I didn’t learn it about myself as an adolescent when I served as the middleman and counselor in my parents’ failing marriage.
Not when I pulled myself from an eating disorder as a teenager without any outside counseling.
Not when I lived through and escaped a long-term sexually and emotionally abusive relationship.
Not when I was the primary caretaker of my grandmother in her last six months of life with terminal cancer while I was a college student with two jobs.
Not when I taught in a very challenging critical-needs school outside the Mississippi Delta for two years while earning my Masters and watching my body fall apart.
If none of that made me truly believe in myself, how could I expect one experience to fill me with so much?
….
Today, mere weeks out from the birth of my second child, I prepare for an unmedicated vaginal birth once again.

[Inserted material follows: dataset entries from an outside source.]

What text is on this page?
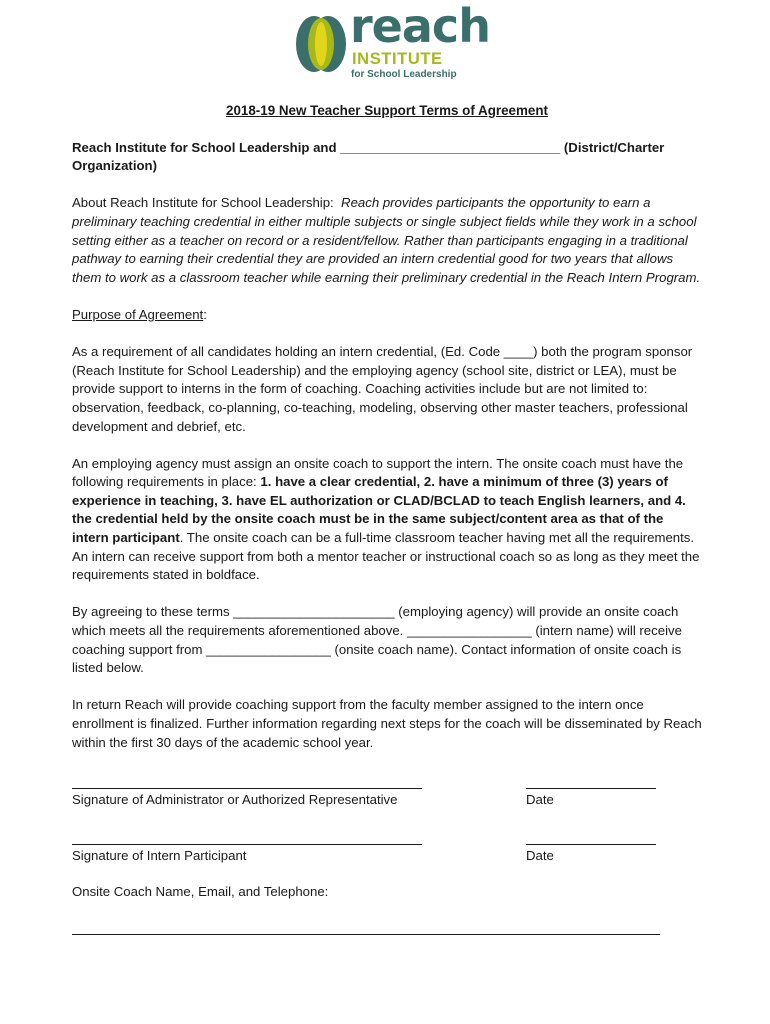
reach
INSTITUTE
for School Leadership
2018-19 New Teacher Support Terms of Agreement

Reach Institute for School Leadership and ______________________________ (District/Charter
Organization)

About Reach Institute for School Leadership: Reach provides participants the opportunity to earn a preliminary teaching credential in either multiple subjects or single subject fields while they work in a school setting either as a teacher on record or a resident/fellow. Rather than participants engaging in a traditional pathway to earning their credential they are provided an intern credential good for two years that allows them to work as a classroom teacher while earning their preliminary credential in the Reach Intern Program.

Purpose of Agreement:

As a requirement of all candidates holding an intern credential, (Ed. Code ____) both the program sponsor (Reach Institute for School Leadership) and the employing agency (school site, district or LEA), must be provide support to interns in the form of coaching. Coaching activities include but are not limited to: observation, feedback, co-planning, co-teaching, modeling, observing other master teachers, professional development and debrief, etc.

An employing agency must assign an onsite coach to support the intern. The onsite coach must have the following requirements in place: 1. have a clear credential, 2. have a minimum of three (3) years of experience in teaching, 3. have EL authorization or CLAD/BCLAD to teach English learners, and 4. the credential held by the onsite coach must be in the same subject/content area as that of the intern participant. The onsite coach can be a full-time classroom teacher having met all the requirements. An intern can receive support from both a mentor teacher or instructional coach so as long as they meet the requirements stated in boldface.

By agreeing to these terms ______________________ (employing agency) will provide an onsite coach which meets all the requirements aforementioned above. _________________ (intern name) will receive coaching support from _________________ (onsite coach name). Contact information of onsite coach is listed below.

In return Reach will provide coaching support from the faculty member assigned to the intern once enrollment is finalized. Further information regarding next steps for the coach will be disseminated by Reach within the first 30 days of the academic school year.

Signature of Administrator or Authorized Representative	Date
Signature of Intern Participant	Date
Onsite Coach Name, Email, and Telephone:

I’m not seeking a do-over birth. The story behind this c-section scar is the story of how I became a mother. It’s the story of how my son was brought into this world. It’s his one birth story and a piece of our love story. I don’t want to write over it with another birth, a “better” birth. There is wisdom to be found in his birth. There is strength there. It’s a story of determination, resilience, and one of brokenness. It’s a story of partnership and community and a whole lot of love. God is there.
This birth story didn’t end with the cutting; it ends with the healing. If healing hasn’t happened yet, the story isn’t over.
C-section scar, you hold the cutting and the healing. You are wound and salve. You are a giver of new life and an invitation to a hundred deaths within myself. You are the dark place cut into me that opened into light. You will never be one simple story, but you will always be mine.
Barbara Drake Hillis says
Thank you for writing this essay. I have never had a C-section, but it was very healing for me to read. I am a midwife, and I grieve a little every time I care for a mother, who needs a C-section.
May I please copy it to share with the women, whom I care for, that end up with C-sections?
Mia says
Thank you so very much for writing this. I grieved for so long with the birth of my daughter, and how my planned, unmedicated home birth turned into a hospital transfer c-section. I am now 28 weeks pregnant with my second daughter and hoping for a VBAC. But what you wrote echoes true to me- I am not looking for a “do over” or to get it right this time. My scar is absolutely part of my love story. I love my sweet belly baby (now toddler) and I am learning to love my scar as well.
Catherine Gray says
Mia, thank you so much for reading and sharing your story. I’m sending you all the strong VBAC vibes! My story ended with the VBAC I so longed to have!